Film
Frances McDormand in Three Billboards Outside Ebbing, Missouri.
Frances McDormand in Three Billboards Outside Ebbing, Missouri.

Three Billboards Outside Ebbing, Missouri

by / Nov. 27, 2017 1pm EST

Martin McDonagh’s Three Billboards Outside Ebbing, Missouri opens on a quietly bucolic scene. The countryside is spaciously empty, softly lambent, and misty. A soprano sings something ethereal on the soundtrack.

This only lasts a matter of seconds, and if you know anything much about McDonagh, you’ll probably suspect that this effect is, shall we say, deliberately misleading. And of course it is. Playwright-movie director-screenwriter McDonagh customarily provokes, startles, unsettles, even repels, often with sudden violence. In a session with a New York Times interviewer years ago, he described his theatrical approach as, “Guns. Explosions. Blood.” All three can be found in Three Billboards, his third feature, in varying degrees.

It has to be conceded that he seems, in his own fashion, to have tried to introduce a different spirit into his movie. Dare I say it’s a humane one? Of course, McDonagh offers clemency and charity on his own idiosyncratic terms.

About those billboards: Mildred Hayes (Frances McDormand) has probably been driving past them on her way home for years, until one day, very early in the picture, she stops. She has hit upon a use for them.

Mildred is a grieving mother, burning with barely suppressed anger. Sometimes she lets that rage out, to the discomfit or even physical injury of others. About a year ago, her 17-year-old daughter was raped and murdered along this very road, and no one has been charged. Mildred fears the local police have let this hideous crime become a cold case. In boldly black lettering on a blood-red background, she accuses Sheriff Willoughby (Woody Harrelson) of failing to do his duty after her daughter was “raped while dying.”

Mildred is neither deterred nor abashed when her embittered protest is met with disapproval by much of Ebbing. Nor is she to be reasoned with, as Willoughby tries to do, even noting that he is seriously ill. Mildred already knows, and responds that the message “wouldn’t be as effective after you croak, right?” as he stares at her in disbelief then retires in resignation. Mildred has become an inflamed avenging angel, annealed by furious sorrow.

She’s also bitterly funny, on occasion. As unlikely as it may seem, this movie is meant to function as a dark comedy, although its wit and humor are likely to leave you uneasy.
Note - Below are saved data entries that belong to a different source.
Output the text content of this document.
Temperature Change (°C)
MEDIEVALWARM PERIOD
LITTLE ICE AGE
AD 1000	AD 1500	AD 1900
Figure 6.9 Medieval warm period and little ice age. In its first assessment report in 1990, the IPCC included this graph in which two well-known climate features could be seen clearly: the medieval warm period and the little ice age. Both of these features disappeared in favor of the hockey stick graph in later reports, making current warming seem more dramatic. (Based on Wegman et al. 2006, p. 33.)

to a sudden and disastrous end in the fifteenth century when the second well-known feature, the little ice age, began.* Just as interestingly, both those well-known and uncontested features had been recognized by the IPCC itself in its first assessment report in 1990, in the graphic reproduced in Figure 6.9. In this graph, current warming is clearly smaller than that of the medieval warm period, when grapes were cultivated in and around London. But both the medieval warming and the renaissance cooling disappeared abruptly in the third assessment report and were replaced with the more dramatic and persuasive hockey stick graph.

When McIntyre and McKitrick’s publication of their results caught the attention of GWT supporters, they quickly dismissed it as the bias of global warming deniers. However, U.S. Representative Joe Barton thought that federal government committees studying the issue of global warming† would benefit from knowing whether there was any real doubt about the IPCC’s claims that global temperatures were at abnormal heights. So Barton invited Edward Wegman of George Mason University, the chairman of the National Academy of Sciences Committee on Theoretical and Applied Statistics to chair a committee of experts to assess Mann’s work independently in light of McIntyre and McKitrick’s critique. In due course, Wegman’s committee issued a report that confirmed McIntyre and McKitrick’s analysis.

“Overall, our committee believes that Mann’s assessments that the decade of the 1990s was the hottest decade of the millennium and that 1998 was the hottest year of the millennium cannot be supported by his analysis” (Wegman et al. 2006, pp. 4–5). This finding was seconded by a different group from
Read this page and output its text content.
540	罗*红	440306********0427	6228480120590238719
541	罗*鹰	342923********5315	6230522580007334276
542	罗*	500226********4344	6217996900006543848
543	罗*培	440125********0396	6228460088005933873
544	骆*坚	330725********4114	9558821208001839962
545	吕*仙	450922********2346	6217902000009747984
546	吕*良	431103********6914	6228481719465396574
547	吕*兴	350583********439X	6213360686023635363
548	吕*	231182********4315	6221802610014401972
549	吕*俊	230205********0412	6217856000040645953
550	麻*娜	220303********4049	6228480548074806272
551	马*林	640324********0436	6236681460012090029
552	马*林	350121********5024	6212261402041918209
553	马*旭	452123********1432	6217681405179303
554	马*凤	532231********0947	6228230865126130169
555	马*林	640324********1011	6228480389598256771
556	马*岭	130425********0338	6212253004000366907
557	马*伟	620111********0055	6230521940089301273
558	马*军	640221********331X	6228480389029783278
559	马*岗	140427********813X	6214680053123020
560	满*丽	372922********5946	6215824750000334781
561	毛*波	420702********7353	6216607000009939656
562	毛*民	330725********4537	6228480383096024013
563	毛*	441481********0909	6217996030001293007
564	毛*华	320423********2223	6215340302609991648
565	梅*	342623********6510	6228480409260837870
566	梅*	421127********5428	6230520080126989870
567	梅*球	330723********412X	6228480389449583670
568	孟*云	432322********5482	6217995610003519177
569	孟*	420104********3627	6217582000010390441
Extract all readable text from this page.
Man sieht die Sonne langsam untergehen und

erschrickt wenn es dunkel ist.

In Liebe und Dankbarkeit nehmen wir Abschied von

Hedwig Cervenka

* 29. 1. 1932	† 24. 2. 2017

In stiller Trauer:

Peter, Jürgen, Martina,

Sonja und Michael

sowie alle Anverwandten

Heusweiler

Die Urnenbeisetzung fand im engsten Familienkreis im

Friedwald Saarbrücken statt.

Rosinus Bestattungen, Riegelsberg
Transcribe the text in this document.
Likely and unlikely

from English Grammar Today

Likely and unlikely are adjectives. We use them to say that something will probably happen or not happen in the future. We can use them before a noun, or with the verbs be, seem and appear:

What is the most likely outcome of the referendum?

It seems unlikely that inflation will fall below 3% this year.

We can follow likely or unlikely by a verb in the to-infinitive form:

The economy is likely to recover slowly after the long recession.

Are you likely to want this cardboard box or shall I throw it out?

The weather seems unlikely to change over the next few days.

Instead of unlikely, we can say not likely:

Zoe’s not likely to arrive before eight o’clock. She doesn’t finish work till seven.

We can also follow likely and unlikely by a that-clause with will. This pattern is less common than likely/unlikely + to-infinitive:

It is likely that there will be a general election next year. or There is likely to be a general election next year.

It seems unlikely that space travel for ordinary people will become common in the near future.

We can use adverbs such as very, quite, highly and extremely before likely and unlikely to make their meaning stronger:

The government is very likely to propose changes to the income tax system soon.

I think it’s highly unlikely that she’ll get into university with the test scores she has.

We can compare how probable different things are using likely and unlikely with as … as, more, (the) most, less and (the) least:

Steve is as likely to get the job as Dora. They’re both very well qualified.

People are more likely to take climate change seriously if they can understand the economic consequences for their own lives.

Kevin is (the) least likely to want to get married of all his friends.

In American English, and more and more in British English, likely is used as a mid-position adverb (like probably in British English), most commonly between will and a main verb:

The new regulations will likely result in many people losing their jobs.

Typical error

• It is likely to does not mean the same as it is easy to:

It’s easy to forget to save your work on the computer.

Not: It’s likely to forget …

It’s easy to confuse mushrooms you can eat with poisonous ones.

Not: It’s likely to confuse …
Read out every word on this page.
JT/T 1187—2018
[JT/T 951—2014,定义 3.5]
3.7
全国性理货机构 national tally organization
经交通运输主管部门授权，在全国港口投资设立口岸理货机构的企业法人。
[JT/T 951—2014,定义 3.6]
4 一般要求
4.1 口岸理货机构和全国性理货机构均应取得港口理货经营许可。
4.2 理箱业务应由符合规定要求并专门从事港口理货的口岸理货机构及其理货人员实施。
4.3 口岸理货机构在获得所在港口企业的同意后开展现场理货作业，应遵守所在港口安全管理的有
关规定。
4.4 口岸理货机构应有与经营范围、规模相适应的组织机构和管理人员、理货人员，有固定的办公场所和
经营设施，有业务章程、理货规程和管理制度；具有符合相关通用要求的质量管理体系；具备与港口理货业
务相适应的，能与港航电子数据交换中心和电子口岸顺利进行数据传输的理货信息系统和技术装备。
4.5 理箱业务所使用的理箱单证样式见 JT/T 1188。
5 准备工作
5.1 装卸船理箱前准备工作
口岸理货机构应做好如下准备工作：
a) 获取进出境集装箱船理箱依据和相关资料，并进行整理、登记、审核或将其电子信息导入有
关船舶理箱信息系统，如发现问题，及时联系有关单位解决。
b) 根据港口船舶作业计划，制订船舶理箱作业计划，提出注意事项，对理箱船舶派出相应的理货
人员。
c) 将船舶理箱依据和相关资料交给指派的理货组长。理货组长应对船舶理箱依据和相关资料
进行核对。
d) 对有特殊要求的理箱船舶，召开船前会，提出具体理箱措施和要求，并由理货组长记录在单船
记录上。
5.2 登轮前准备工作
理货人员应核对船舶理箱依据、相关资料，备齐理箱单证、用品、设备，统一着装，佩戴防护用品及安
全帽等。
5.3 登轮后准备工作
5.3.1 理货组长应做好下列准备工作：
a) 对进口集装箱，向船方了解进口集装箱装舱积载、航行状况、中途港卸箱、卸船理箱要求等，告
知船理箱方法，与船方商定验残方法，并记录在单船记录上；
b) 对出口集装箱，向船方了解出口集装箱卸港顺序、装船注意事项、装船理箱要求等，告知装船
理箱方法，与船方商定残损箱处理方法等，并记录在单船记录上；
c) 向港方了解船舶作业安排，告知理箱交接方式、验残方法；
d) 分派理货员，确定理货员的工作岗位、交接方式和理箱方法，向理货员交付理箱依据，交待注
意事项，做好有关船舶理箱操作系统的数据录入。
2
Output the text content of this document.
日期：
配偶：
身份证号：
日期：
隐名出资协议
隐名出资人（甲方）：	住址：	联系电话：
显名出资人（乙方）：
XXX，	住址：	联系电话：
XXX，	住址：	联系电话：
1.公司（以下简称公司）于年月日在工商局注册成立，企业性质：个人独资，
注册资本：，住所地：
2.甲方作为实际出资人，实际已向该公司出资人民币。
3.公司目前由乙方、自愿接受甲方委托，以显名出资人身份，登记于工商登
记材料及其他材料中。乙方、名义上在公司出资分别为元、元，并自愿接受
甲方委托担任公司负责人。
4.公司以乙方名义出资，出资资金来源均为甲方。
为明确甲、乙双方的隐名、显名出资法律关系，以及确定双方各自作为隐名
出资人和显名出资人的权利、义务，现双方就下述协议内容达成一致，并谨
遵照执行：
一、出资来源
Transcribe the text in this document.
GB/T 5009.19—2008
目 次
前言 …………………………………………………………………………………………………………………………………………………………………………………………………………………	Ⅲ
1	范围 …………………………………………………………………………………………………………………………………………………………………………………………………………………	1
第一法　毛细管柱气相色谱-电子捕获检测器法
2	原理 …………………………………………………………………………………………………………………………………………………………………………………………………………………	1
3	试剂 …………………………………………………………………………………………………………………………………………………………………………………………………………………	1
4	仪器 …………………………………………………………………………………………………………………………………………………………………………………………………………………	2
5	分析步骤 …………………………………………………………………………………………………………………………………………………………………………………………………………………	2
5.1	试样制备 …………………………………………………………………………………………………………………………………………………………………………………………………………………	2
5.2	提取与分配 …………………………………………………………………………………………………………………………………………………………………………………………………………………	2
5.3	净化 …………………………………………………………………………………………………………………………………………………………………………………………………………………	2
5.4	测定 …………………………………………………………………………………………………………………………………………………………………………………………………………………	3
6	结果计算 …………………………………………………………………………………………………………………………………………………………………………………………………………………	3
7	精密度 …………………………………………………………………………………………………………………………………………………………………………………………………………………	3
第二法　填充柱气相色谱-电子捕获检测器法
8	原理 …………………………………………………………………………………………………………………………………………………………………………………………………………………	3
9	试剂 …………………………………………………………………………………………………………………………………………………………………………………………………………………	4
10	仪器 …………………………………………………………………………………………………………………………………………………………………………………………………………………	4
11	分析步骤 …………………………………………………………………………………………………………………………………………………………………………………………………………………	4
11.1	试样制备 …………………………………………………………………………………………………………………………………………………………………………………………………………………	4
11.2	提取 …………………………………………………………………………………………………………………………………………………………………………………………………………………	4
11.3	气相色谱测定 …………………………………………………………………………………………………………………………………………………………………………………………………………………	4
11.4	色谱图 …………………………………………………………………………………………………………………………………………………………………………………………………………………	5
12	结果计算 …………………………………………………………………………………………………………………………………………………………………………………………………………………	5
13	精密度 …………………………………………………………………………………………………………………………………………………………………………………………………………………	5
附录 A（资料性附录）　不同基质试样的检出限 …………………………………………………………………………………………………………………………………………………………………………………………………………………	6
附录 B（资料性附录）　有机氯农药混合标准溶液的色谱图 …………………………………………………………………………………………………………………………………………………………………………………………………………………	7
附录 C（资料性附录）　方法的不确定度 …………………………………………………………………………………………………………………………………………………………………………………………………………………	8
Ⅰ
When her parish priest comes to tell her of the popular disapproval of what she’s done, she compares his role in a church that has covered up crimes against youngsters with the Crips and Bloods gangs in Los Angeles, and bids him leave her home.

Sam Rockwell’s racist deputy Dixon quibbles over Mildred’s asking him how “the nigger-torturing business” is going by telling her, with no intended irony, that it’s called the “persons-of-color-torturing business these days.” Rockwell’s performance as this belligerent doofus has been lauded by critics and festival audiences. He’s expansively effective but the role’s changing facets indicate the sometimes ungainly amalgam of elements McDonagh has contrived. Against the odds, McDormand has managed to sustain her remarkable portrayal, even as the movie drives her character beyond the borders of implausibility. (The most normal character is Harrelson’s restrained but compellingly rendered Willoughby.)

McDonagh directs in a careful, conservative style and his cast performs impressively, but the behavioral extremes he has imposed on the characters, especially on Mildred, work against his gathering introduction of a sort of redemptive theme, and an irregular grace he grants them. He’s tried too hard to juxtapose divergent moods, ranging from an adolescent-like mischievousness to domestic melodrama.

Three Billboards never actually stops being interesting, but it also never coheres and its excesses became distracting and burdensome for me.